In de kabinetsreactie op het interdepartementaal beleidsonderzoek «Internationalisering van het hoger onderwijs»1 is aangegeven dat de regering van mening is dat, hoewel internationalisering ook risico’s met zich mee kan brengen, de internationale dimensie van het hoger onderwijs van grote waarde is voor de Nederlandse kenniseconomie, het onderwijs en de wetenschap. Het is bovendien van belang dat talent aangetrokken wordt voor de Nederlandse wetenschap en arbeidsmarkt, om de Nederlandse toppositie als kenniseconomie te behouden. Als internationalisering met zorg wordt geïmplementeerd, kan het op diverse manieren van toegevoegde waarde zijn voor de student, bijvoorbeeld door het ontwikkelen van internationale en interculturele vaardigheden.

Het is daarom van belang een balans te creëren, waarbij de waardevolle aspecten van internationalisering behouden blijven en tevens de kwaliteit en toegankelijkheid van het hoger onderwijs geborgd blijft. De verwevenheid tussen onderwijs en onderzoek moet bijvoorbeeld door de instelling waargemaakt kunnen worden en ik hecht zeer aan het behoud van het Nederlands als academische taal. Daarnaast moet rekening gehouden worden met de beperkte beschikbaarheid aan studentenhuisvesting. Bovengenoemde balans creëren is een uitdaging die vraagt om een gezamenlijke inspanning en een gedeelde visie over de toekomst van het Nederlandse hoger onderwijs. Ik wil daarom samen met de instellingen en andere stakeholders, zoals studenten en regionale partijen, naar oplossingen zoeken om deze balans te bewerkstelligen en te komen tot een toekomstbestendig bestel.

Momenteel wordt gewerkt aan een Bestuursakkoord tussen het Ministerie van Onderwijs, Cultuur en Wetenschap, de Vereniging Hogescholen (VH) en de Vereniging Universiteiten van Nederland (UNL). Mijn intentie is om in dit Bestuursakkoord op te nemen dat de komende maanden met de VH, UNL en andere stakeholders gezamenlijk een Toekomstverkenning gestart wordt, op basis waarvan in het voorjaar van 2023 een gezamenlijke visie wordt gepresenteerd. Doel van de verkenning en het opstellen van deze visie is om de toekomstbestendigheid van het stelsel van hoger onderwijs en onderzoek te garanderen.

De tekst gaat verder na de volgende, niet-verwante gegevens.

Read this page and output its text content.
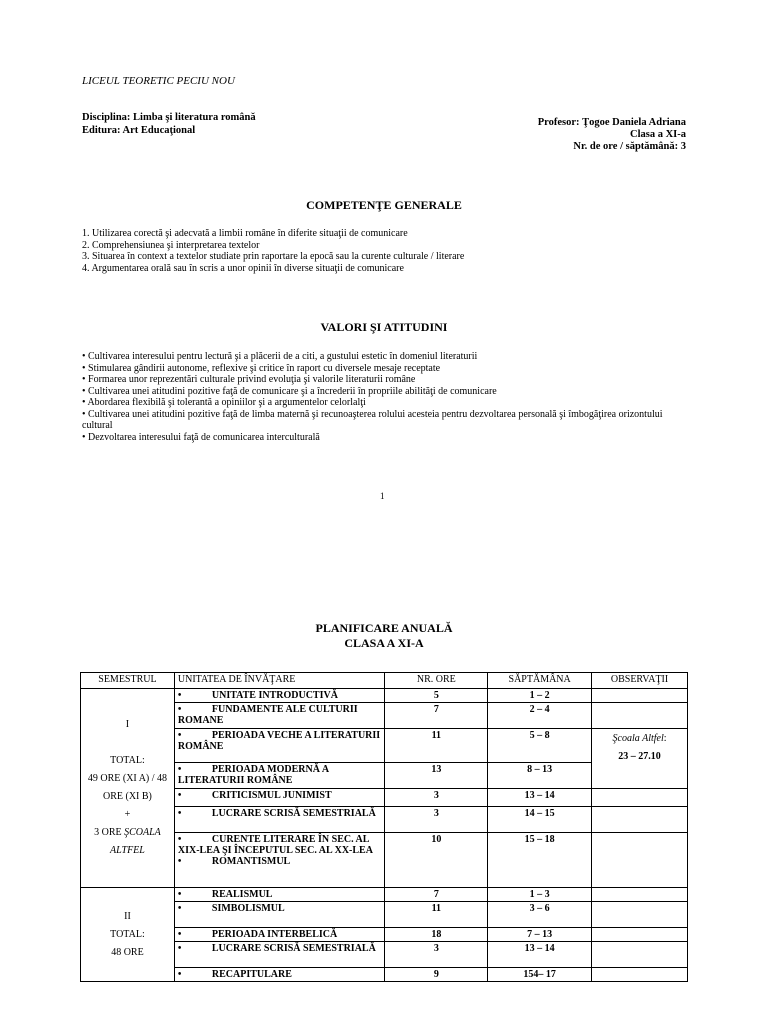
LICEUL TEORETIC PECIU NOU
Disciplina: Limba şi literatura română
Editura: Art Educaţional
Profesor: Ţogoe Daniela Adriana
Clasa a XI-a
Nr. de ore / săptămână: 3
COMPETENŢE GENERALE
1. Utilizarea corectă şi adecvată a limbii române în diferite situaţii de comunicare
2. Comprehensiunea şi interpretarea textelor
3. Situarea în context a textelor studiate prin raportare la epocă sau la curente culturale / literare
4. Argumentarea orală sau în scris a unor opinii în diverse situaţii de comunicare
VALORI ŞI ATITUDINI
• Cultivarea interesului pentru lectură şi a plăcerii de a citi, a gustului estetic în domeniul literaturii
• Stimularea gândirii autonome, reflexive şi critice în raport cu diversele mesaje receptate
• Formarea unor reprezentări culturale privind evoluţia şi valorile literaturii române
• Cultivarea unei atitudini pozitive faţă de comunicare şi a încrederii în propriile abilităţi de comunicare
• Abordarea flexibilă şi tolerantă a opiniilor şi a argumentelor celorlalţi
• Cultivarea unei atitudini pozitive faţă de limba maternă şi recunoaşterea rolului acesteia pentru dezvoltarea personală şi îmbogăţirea orizontului cultural
• Dezvoltarea interesului faţă de comunicarea interculturală
1
PLANIFICARE ANUALĂ
CLASA A XI-A
SEMESTRUL	UNITATEA DE ÎNVĂŢARE	NR. ORE	SĂPTĂMÂNA	OBSERVAŢII

I
TOTAL:
49 ORE (XI A) / 48 ORE (XI B)
+
3 ORE ŞCOALA ALTFEL	• UNITATE INTRODUCTIVĂ	5	1 – 2	
	• FUNDAMENTE ALE CULTURII ROMANE	7	2 – 4	
	• PERIOADA VECHE A LITERATURII ROMÂNE	11	5 – 8	Şcoala Altfel:
23 – 27.10

	• PERIOADA MODERNĂ A LITERATURII ROMÂNE	13	8 – 13	
	• CRITICISMUL JUNIMIST	3	13 – 14	
	• LUCRARE SCRISĂ SEMESTRIALĂ	3	14 – 15	

	• CURENTE LITERARE ÎN SEC. AL XIX-LEA ŞI ÎNCEPUTUL SEC. AL XX-LEA
• ROMANTISMUL	10	15 – 18	

II
TOTAL:
48 ORE	• REALISMUL	7	1 – 3	
	• SIMBOLISMUL	11	3 – 6	
	• PERIOADA INTERBELICĂ	18	7 – 13	
	• LUCRARE SCRISĂ SEMESTRIALĂ	3	13 – 14	
	• RECAPITULARE	9	154– 17	
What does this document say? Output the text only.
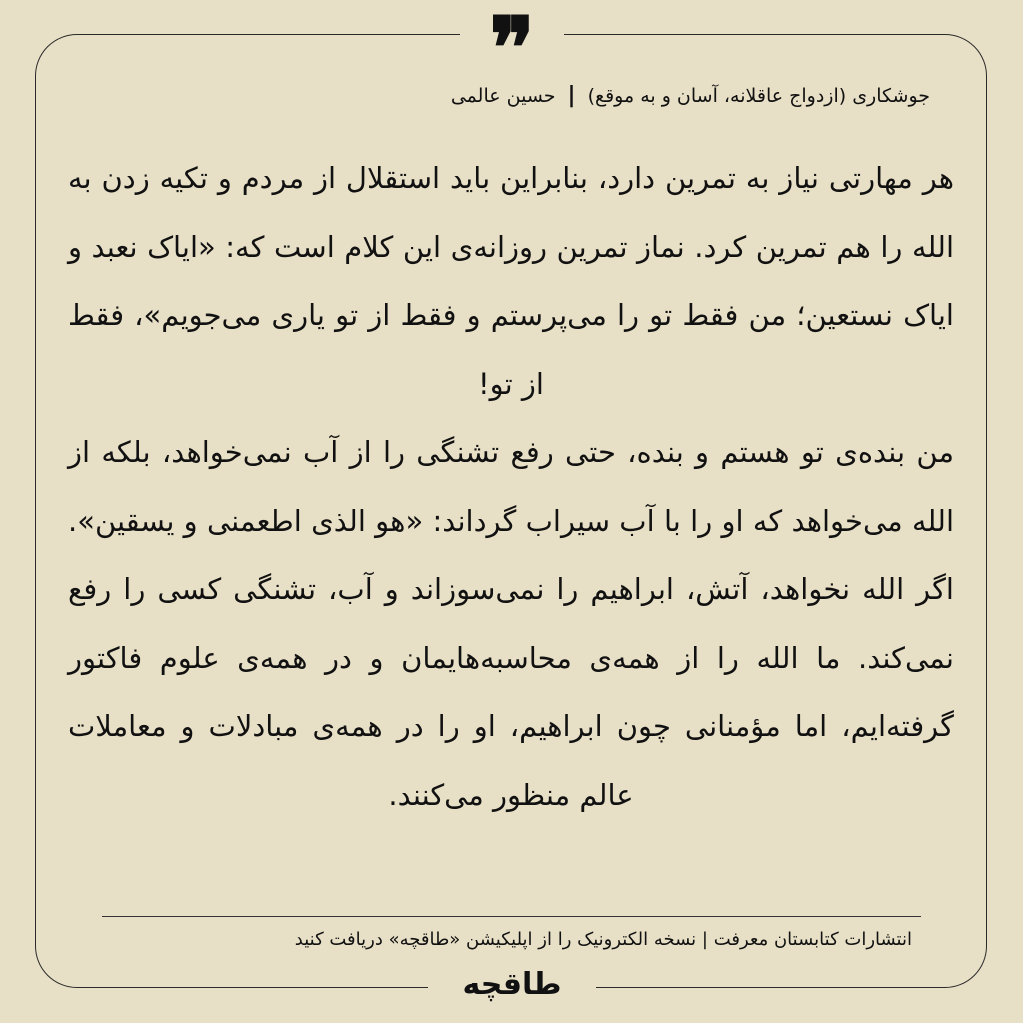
❞	جوشکاری (ازدواج عاقلانه، آسان و به موقع)
|
حسین عالمی

هر مهارتی نیاز به تمرین دارد، بنابراین باید استقلال از مردم و تکیه زدن به الله را هم تمرین کرد. نماز تمرین روزانه‌ی این کلام است که: «ایاک نعبد و ایاک نستعین؛ من فقط تو را می‌پرستم و فقط از تو یاری می‌جویم»، فقط از تو!

من بنده‌ی تو هستم و بنده، حتی رفع تشنگی را از آب نمی‌خواهد، بلکه از الله می‌خواهد که او را با آب سیراب گرداند: «هو الذی اطعمنی و یسقین». اگر الله نخواهد، آتش، ابراهیم را نمی‌سوزاند و آب، تشنگی کسی را رفع نمی‌کند. ما الله را از همه‌ی محاسبه‌هایمان و در همه‌ی علوم فاکتور گرفته‌ایم، اما مؤمنانی چون ابراهیم، او را در همه‌ی مبادلات و معاملات عالم منظور می‌کنند.

انتشارات کتابستان معرفت | نسخه الکترونیک را از اپلیکیشن «طاقچه» دریافت کنید
طاقچه
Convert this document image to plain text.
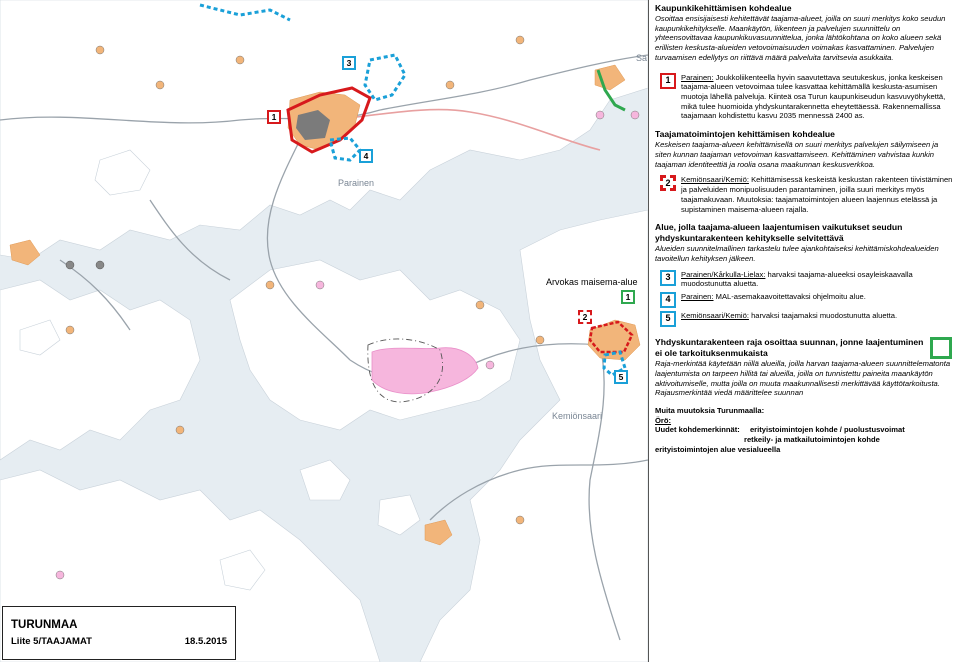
Parainen
Kemiönsaari
Sa
Arvokas maisema-alue
3
1
4
1
2
5
TURUNMAA
Liite 5/TAAJAMAT	18.5.2015
Kaupunkikehittämisen kohdealue
Osoittaa ensisijaisesti kehitettävät taajama-alueet, joilla on suuri merkitys koko seudun kaupunkikehitykselle. Maankäytön, liikenteen ja palvelujen suunnittelu on yhteensovittavaa kaupunkikuvasuunnittelua, jonka lähtökohtana on koko alueen sekä erillisten keskusta-alueiden vetovoimaisuuden voimakas kasvattaminen. Palvelujen turvaamisen edellytys on riittävä määrä palveluita tarvitsevia asukkaita.
1	Parainen: Joukkoliikenteella hyvin saavutettava seutukeskus, jonka keskeisen taajama-alueen vetovoimaa tulee kasvattaa kehittämällä keskusta-asumisen muotoja lähellä palveluja. Kiinteä osa Turun kaupunkiseudun kasvuvyöhykettä, mikä tulee huomioida yhdyskuntarakennetta eheytettäessä. Rakennemallissa taajamaan kohdistettu kasvu 2035 mennessä 2400 as.
Taajamatoimintojen kehittämisen kohdealue
Keskeisen taajama-alueen kehittämisellä on suuri merkitys palvelujen säilymiseen ja siten kunnan taajaman vetovoiman kasvattamiseen. Kehittäminen vahvistaa kunkin taajaman identiteettiä ja roolia osana maakunnan keskusverkkoa.
2	Kemiönsaari/Kemiö: Kehittämisessä keskeistä keskustan rakenteen tiivistäminen ja palveluiden monipuolisuuden parantaminen, joilla suuri merkitys myös taajamakuvaan. Muutoksia: taajamatoimintojen alueen laajennus etelässä ja supistaminen maisema-alueen rajalla.
Alue, jolla taajama-alueen laajentumisen vaikutukset seudun yhdyskuntarakenteen kehitykselle selvitettävä
Alueiden suunnitelmallinen tarkastelu tulee ajankohtaiseksi kehittämiskohdealueiden tavoitellun kehityksen jälkeen.
3	Parainen/Kårkulla-Lielax: harvaksi taajama-alueeksi osayleiskaavalla muodostunutta aluetta.
4	Parainen: MAL-asemakaavoitettavaksi ohjelmoitu alue.
5	Kemiönsaari/Kemiö: harvaksi taajamaksi muodostunutta aluetta.
Yhdyskuntarakenteen raja osoittaa suunnan, jonne laajentuminen ei ole tarkoituksenmukaista
Raja-merkintää käytetään niillä alueilla, joilla harvan taajama-alueen suunnittelematonta laajentumista on tarpeen hillitä tai alueilla, joilla on tunnistettu paineita maankäytön aktivoitumiselle, mutta joilla on muuta maakunnallisesti merkittävää käyttötarkoitusta. Rajausmerkintää viedä määrittelee suunnan
Muita muutoksia Turunmaalla:
Örö:
Uudet kohdemerkinnät: erityistoimintojen kohde / puolustusvoimat
retkeily- ja matkailutoimintojen kohde
erityistoimintojen alue vesialueella
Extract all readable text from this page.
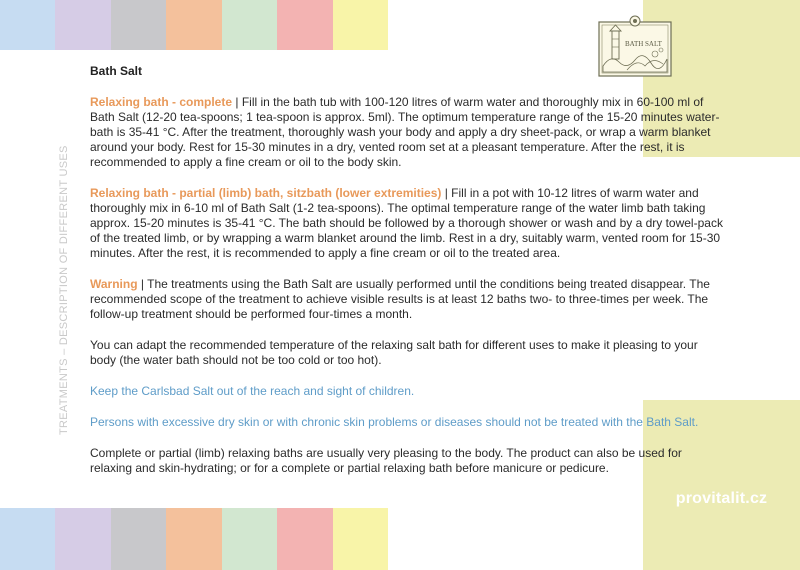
BATH SALT
TREATMENTS – DESCRIPTION OF DIFFERENT USES
Bath Salt

Relaxing bath - complete | Fill in the bath tub with 100-120 litres of warm water and thoroughly mix in 60-100 ml of Bath Salt (12-20 tea-spoons; 1 tea-spoon is approx. 5ml). The optimum temperature range of the 15-20 minutes water-bath is 35-41 °C. After the treatment, thoroughly wash your body and apply a dry sheet-pack, or wrap a warm blanket around your body. Rest for 15-30 minutes in a dry, vented room set at a pleasant temperature. After the rest, it is recommended to apply a fine cream or oil to the body skin.

Relaxing bath - partial (limb) bath, sitzbath (lower extremities) | Fill in a pot with 10-12 litres of warm water and thoroughly mix in 6-10 ml of Bath Salt (1-2 tea-spoons). The optimal temperature range of the water limb bath taking approx. 15-20 minutes is 35-41 °C. The bath should be followed by a thorough shower or wash and by a dry towel-pack of the treated limb, or by wrapping a warm blanket around the limb. Rest in a dry, suitably warm, vented room for 15-30 minutes. After the rest, it is recommended to apply a fine cream or oil to the treated area.

Warning | The treatments using the Bath Salt are usually performed until the conditions being treated disappear. The recommended scope of the treatment to achieve visible results is at least 12 baths two- to three-times per week. The follow-up treatment should be performed four-times a month.

You can adapt the recommended temperature of the relaxing salt bath for different uses to make it pleasing to your body (the water bath should not be too cold or too hot).

Keep the Carlsbad Salt out of the reach and sight of children.

Persons with excessive dry skin or with chronic skin problems or diseases should not be treated with the Bath Salt.

Complete or partial (limb) relaxing baths are usually very pleasing to the body. The product can also be used for relaxing and skin-hydrating; or for a complete or partial relaxing bath before manicure or pedicure.

provitalit.cz
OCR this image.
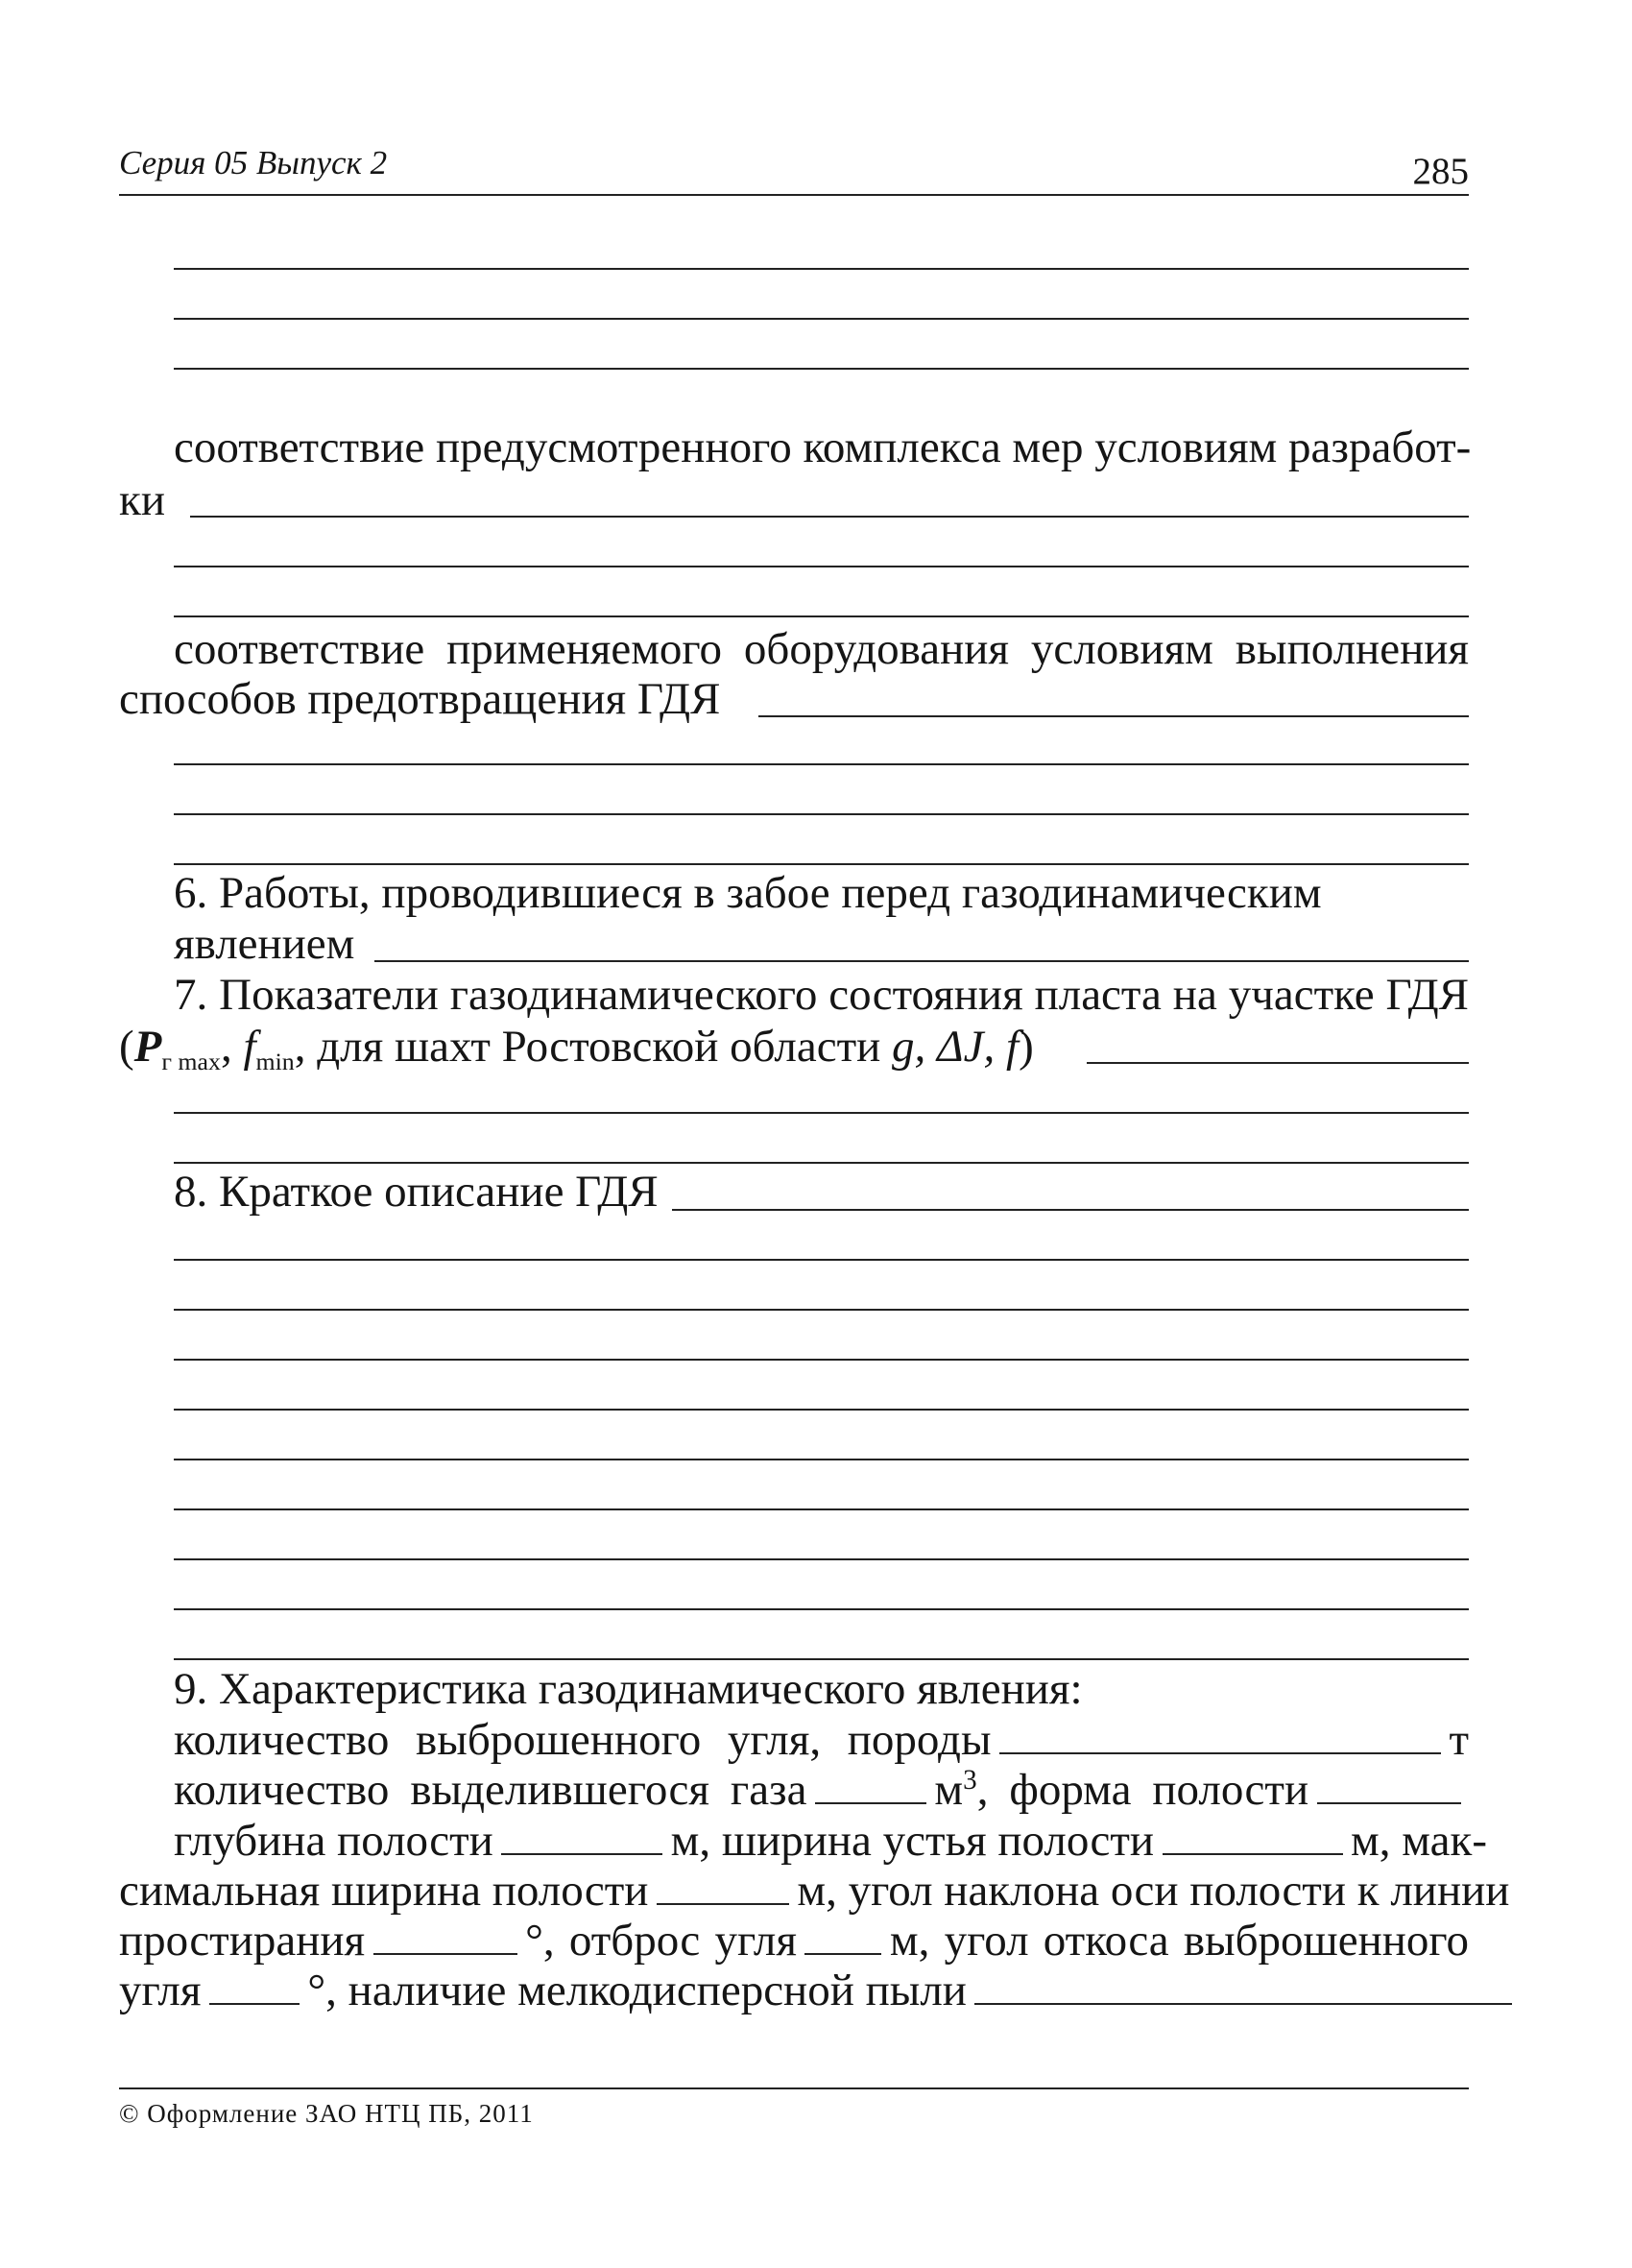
Серия 05 Выпуск 2	285
соответствие предусмотренного комплекса мер условиям разработ-
ки
соответствие применяемого оборудования условиям выполнения
способов предотвращения ГДЯ
6. Работы, проводившиеся в забое перед газодинамическим
явлением
7. Показатели газодинамического состояния пласта на участке ГДЯ
($P_{г max}$, $f_{min}$, для шахт Ростовской области g, ΔJ, f)
8. Краткое описание ГДЯ
9. Характеристика газодинамического явления:
количество выброшенного угля, породы	т
количество выделившегося газа	$м^3$, форма полости
глубина полости	м, ширина устья полости	м, мак-
симальная ширина полости	м, угол наклона оси полости к линии
простирания	°, отброс угля м, угол откоса выброшенного
угля °, наличие мелкодисперсной пыли
© Оформление ЗАО НТЦ ПБ, 2011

Op basis van de Toekomstverkenning zal ik zo spoedig mogelijk komen tot een omvattend pakket maatregelen en de Kamer hierover informeren. Dit pakket is inclusief mogelijke wettelijke sturingsinstrumenten, die de hoger onderwijsinstellingen in staat stellen de internationale studentenstromen gericht te beheersen, zonder dat de voordelen van internationalisering in het gedrang komen.

Het is echter ook noodzakelijk om op de korte termijn enkele stappen te zetten, aangezien een aantal opleidingen (en een aantal steden) nu al tegen de grenzen van hun capaciteit aanloopt. Universiteiten moeten gezamenlijk de verantwoordelijkheid nemen voor een duurzame, verantwoorde en stabiele onderwijsomgeving. In het Bestuursakkoord wil ik hier een aantal concrete afspraken met hen over maken.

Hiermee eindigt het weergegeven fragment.